Solar Panel Users Can Now Sell Power to National Grid

Good news for solar panel owners! Pakistan gave the go-ahead to solar panel owners all over the country to sell the power they generate to the national grid. The plan is to convert almost all of the water pumps in the Southwestern Balochistan to solar energy.

For the very first time, solar panel owners can now be a part of ‘Net Metering’, says The country’s Alternative Energy Development Board, a government agency.

Net metering is a billing structure through which the electricity contributed to the country’s power-short grid lets the solar energy owners get credited. Net metering can save the power per unit generated. Every time the unit cost gets saved, the owner gets R.O.I (return on investment).

Net metering would stimulate the consumers to install solar panels and sell the excess to the national grid.

Green Energy in the country would boost up from 5,000-7,000 megawatts, which would be enough to cover for the electricity shortfall and overcome load-shedding in summers, the time when the demand of electricity is at its highest.

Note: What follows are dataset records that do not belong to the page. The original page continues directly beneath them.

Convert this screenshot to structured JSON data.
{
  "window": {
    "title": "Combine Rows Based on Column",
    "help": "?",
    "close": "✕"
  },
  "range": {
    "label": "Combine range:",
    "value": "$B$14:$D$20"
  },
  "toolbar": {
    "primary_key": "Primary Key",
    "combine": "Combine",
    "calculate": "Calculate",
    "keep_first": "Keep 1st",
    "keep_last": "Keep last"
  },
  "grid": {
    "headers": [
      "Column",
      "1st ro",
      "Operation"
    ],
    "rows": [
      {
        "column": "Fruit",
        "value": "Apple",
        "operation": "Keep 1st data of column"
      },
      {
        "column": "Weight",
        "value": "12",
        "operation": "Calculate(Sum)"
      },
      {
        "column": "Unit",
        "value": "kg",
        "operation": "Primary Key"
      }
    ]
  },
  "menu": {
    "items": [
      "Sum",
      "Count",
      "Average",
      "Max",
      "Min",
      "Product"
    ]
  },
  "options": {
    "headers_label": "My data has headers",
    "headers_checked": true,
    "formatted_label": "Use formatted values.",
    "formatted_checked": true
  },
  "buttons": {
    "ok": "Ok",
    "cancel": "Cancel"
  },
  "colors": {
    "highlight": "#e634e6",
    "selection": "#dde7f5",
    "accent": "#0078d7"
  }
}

In a press release, The Board’s Chair, Sardar Awais Ahmed Leghari said,

We are bringing the profitable business of electricity generation to people’s doorstep.

Through net metering, 4MV of power is being added up to the power grid by installing 150 solar panels, including the one installed at the Parliament House Islamabad.

Solar panel owners have their hopes high up of their business scaling up.

“Net metering will offer an incentive to people to shift to solar power. It will be beneficial to them,” said Abdullah Iqbal, a businessman who deals in solar technology. In an interview with the Thomson Reuters Foundation he said,

Previously, fewer people would go for solar. Now more common people will opt for it. Net metering will mean immediate benefits, from the very next month. More demand will mean more supply and a decline in prices of batteries, panels, and inverters.

The newly approved rules are more lenient than the former ones. Rehman Maqbool, a former National Transmission and Dispatch Company official, said the change made sense as “the previous rules were lengthy and cumbersome”.

A public awareness campaign has been announced by the Alternative Energy Board as well.

In the first phase of the project, expected to start up next year, solar energy will be used to run 10,000 pumps, the board said.